Wednesday, May 23, 2012

...thinking on screen...

Grief is a crazy thing. It doesn't just affect the person who is hardest hit by it, but it affects everyone around that person. Everyone they come into contact with - especially those closest to them. I have never had to deal with grief on this level before. I have been through all kinds of trauma. I've grieved many losses - of situations, relationships, people - but never have I grieved like this. It's an interesting experience.

This grief is so potent that it is literally strangling my family to death - and I don't know what to do. We are all scrambling and clawing at our little gods while searching for a way to make it stop. I keep seeking the true God but not enough. The busyness has taken over and I don't realize that I'm at a deficit until I can't sleep, I'm drinking more, working too much, overwhelmed, stressed out - just not at peace. I need the world to stop so we can get this train back on the tracks.

My sister used to be my friend. Now she's a woman being strangled by grief. She is a woman doesn't know who she is anymore. She doesn't know where she's going or where she needs to go. Direction - she has no direction. He was her direction. He was who she is - she has no identity without him. Wow - that's a hard thing to process. Because I am who I am - alone, together... She was one with him to the point where she just was him - and I'm not sure that it was in the best of ways either. I'm going to have to think about that more - that would explain a lot.

It would explain why she's struggling with her morality. Why she's struggling with perception - spiritual, other people's. Why she has no peace. If your peace is wrapped up in someone else and their spirituality and you lose them, your peace will be gone as well.

I keep asking God why this has happened to us. Why this grief is happening to me. Why this pain has settled in my family. I've gotten some answers but right now a big one has settled in for me. gods. He was her god. He was a spiritual man that always prayed, read his Bible, spoke truth from his heart - but she relied on that. Now she has no peace because she trusted in the wrong thing. God removed the god from her life - it can't be the whole reason, but wow - what a revelation. Her whole foundation has been taken away.

Also, she was one of mine. I would never have admitted it before. I would have denied the truth of that statement. I would have shunned the person who revealed it to me - annoyed that such a statement be made. But now I can see it's truth. She was always someone I could run to when I should have been running to God instead. And the relationship that I always wanted and tried to foster was never going to happen.

This experience has been a lesson in placing faith in the wrong gods. Working from the wrong place. Loving from the wrong place. My foundation was wrong - it was twisted. A semblance of operating from a belief and love of the One True God but really it was all wrong. A lie shrouded in righteousness. I'm working to get back to where I need to be. I'm working to put myself in a position where I can reach back and help my family wihtout becoming overcome by grief, loss and anger of those situations.

At some point, a hard conversation needs to be had.
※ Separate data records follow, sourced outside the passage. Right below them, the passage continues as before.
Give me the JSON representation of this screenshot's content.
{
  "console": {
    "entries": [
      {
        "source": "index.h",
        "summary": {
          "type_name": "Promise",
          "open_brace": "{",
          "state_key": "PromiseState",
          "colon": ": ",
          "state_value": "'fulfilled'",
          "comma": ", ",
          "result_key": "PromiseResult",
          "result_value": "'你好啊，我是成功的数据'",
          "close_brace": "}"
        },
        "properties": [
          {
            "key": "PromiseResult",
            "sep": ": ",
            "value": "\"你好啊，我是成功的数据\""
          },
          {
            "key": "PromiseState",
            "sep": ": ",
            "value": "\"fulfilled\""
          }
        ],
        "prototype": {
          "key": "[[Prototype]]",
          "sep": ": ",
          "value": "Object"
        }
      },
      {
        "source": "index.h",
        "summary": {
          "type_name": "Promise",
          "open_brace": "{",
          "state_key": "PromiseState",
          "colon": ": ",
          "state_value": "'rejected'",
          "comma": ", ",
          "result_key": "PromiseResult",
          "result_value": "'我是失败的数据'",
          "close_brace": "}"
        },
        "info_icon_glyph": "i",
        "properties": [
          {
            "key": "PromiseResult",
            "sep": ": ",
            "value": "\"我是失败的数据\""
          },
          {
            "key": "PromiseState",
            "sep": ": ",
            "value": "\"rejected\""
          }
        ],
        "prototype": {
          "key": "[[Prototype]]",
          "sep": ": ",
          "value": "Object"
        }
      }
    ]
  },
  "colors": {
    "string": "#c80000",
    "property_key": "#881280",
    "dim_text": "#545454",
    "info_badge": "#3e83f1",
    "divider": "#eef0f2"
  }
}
There will be tears as the grief slashes at me and the anger of the loss tears into me attacking my character and relationships. But it needs to be done for the sake of our family. I dread it. I dread the moment, I utter the words "we need to talk". It's going to be a long, arduous undertaking that I have no emotional reserves for right now. But in order to move forward in a healthy way, we need to work it out. In order to preserve the love that is there, we have to work it out.

We need to work out our God situation. We need to work out our sister situation. We need to work out our family situation. And we need to stop letting so many things take over our lives. Chasing after so many gods just makes you tired and takes your focus off of what is important. I don't need anymore distractions.